Tetapi pak dokter mencegahku agar aku tidak terlalu lama berbicara.

“Secepatnya akan dilakukan tindak operasi …ada yang bermasalah pada bayinya …” kata pak dokter.

“Bayinya, dokter …”

Aku mondar mandir diteras, dilantai yang dingin dan licin sambil memandang kehujan yang semakin deras dan yang membuat kabut melimbah pekat keseluruh dataran. Dan pepohonan yang rungkut menjadi bias yang mengharukan.

Aku berjalan mondar mandir dari lorong kelorong dengan tidak menyadari bahwa untuk apa kaki itu dibuat sedemikian rupa sehingga orang tidak perlu bersusah payah untuk menghampiri keinginan-keinginannya; yaitu tentang sanubari yang bagaimana, atau macam apa, sehingga kaki-kaki dan keinginan itu mempunyai kemungkinan untuk bertentangan.

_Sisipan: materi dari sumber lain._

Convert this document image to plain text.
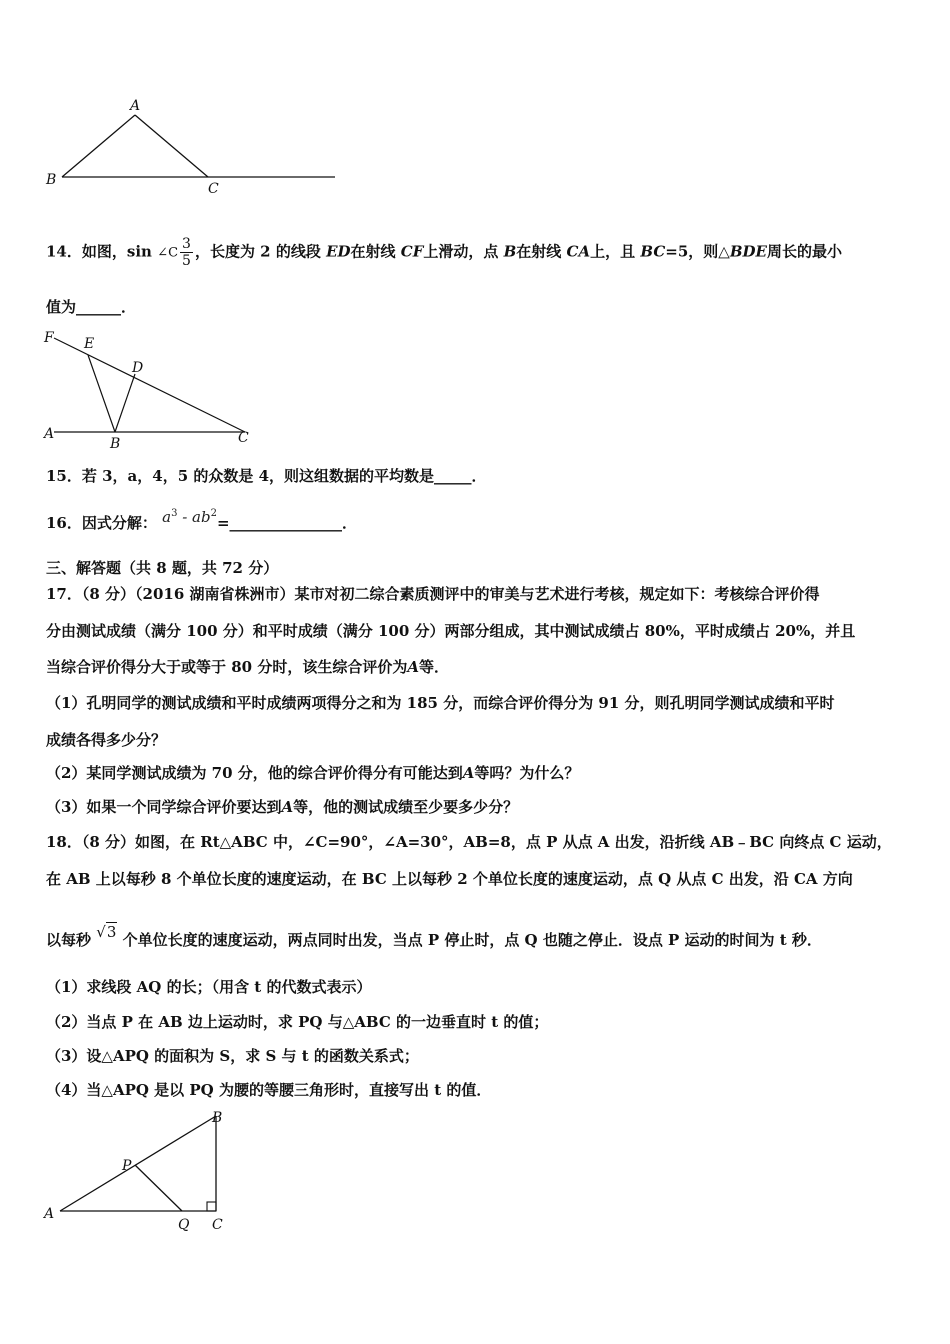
A
B
C
14．如图，sin ∠C $\frac{3}{5}$ ，长度为 2 的线段 ED在射线 CF上滑动，点 B在射线 CA上，且 BC=5，则△BDE周长的最小
值为______．
F E
D
A
B	C
15．若 3，a，4，5 的众数是 4，则这组数据的平均数是_____．
16．因式分解： $a^3$ - $ab^2=\_\_\_\_\_\_\_\_\_\_\_\_\_\_\_$．
三、解答题（共 8 题，共 72 分）
17．（8 分）（2016 湖南省株洲市）某市对初二综合素质测评中的审美与艺术进行考核，规定如下：考核综合评价得
分由测试成绩（满分 100 分）和平时成绩（满分 100 分）两部分组成，其中测试成绩占 80%，平时成绩占 20%，并且
当综合评价得分大于或等于 80 分时，该生综合评价为A等．
（1）孔明同学的测试成绩和平时成绩两项得分之和为 185 分，而综合评价得分为 91 分，则孔明同学测试成绩和平时
成绩各得多少分？
（2）某同学测试成绩为 70 分，他的综合评价得分有可能达到A等吗？为什么？
（3）如果一个同学综合评价要达到A等，他的测试成绩至少要多少分？
18．（8 分）如图，在 Rt△ABC 中，∠C=90°，∠A=30°，AB=8，点 P 从点 A 出发，沿折线 AB﹣BC 向终点 C 运动，
在 AB 上以每秒 8 个单位长度的速度运动，在 BC 上以每秒 2 个单位长度的速度运动，点 Q 从点 C 出发，沿 CA 方向
以每秒 √3 个单位长度的速度运动，两点同时出发，当点 P 停止时，点 Q 也随之停止．设点 P 运动的时间为 t 秒．
（1）求线段 AQ 的长；（用含 t 的代数式表示）
（2）当点 P 在 AB 边上运动时，求 PQ 与△ABC 的一边垂直时 t 的值；
（3）设△APQ 的面积为 S，求 S 与 t 的函数关系式；
（4）当△APQ 是以 PQ 为腰的等腰三角形时，直接写出 t 的值．
B
P
A
Q C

Tetapi secara gamblang aku menyadari bahwa diriku sedang terancam atau tersudut pada suatu pilihan, yang sekurang-kurangnya, melalui sanubariku, mengharapkan kepadaku bahwa aku tidak mungkin dapat membebaskan diriku mengenai kepentingan pribadi; yaitu mengenai hubunganku dengannya yang tanpa kusadari telah mengalir kembali dengan hangat.

Akhirnya aku menghampiri ibunya, yang senantiasa selalu memandangku, dan ibunya memelukku dengan segenap kehangatan seperti yang biasa beliau berikan kepada anak-anaknya.

Tiba-tiba pintu operasi dibuka lambat-lambat. Dan seorang dokter berjalan mendekat. Pak dokter yang tampak lelah, diam mematung dan memandangku dengan tanpa nyala api kemauan.

Kami bangkit berdiri dengan keinginan untuk menyongsong takdir yang menggigilkan.

Dan kataku lambat-lambat;

“Dia seorang gadis muda pemberani yang dapat dikalahkan; dia telah kalah dalam melawan kemudaannya.”

Sedangkan mataku tetap terpaku pada ruang operasi yang telah sunyi.

Rindy Atmoko, 1982

(Didedikasikan untuk seorang teman yang telah kalah dalam melawan kemudaannya).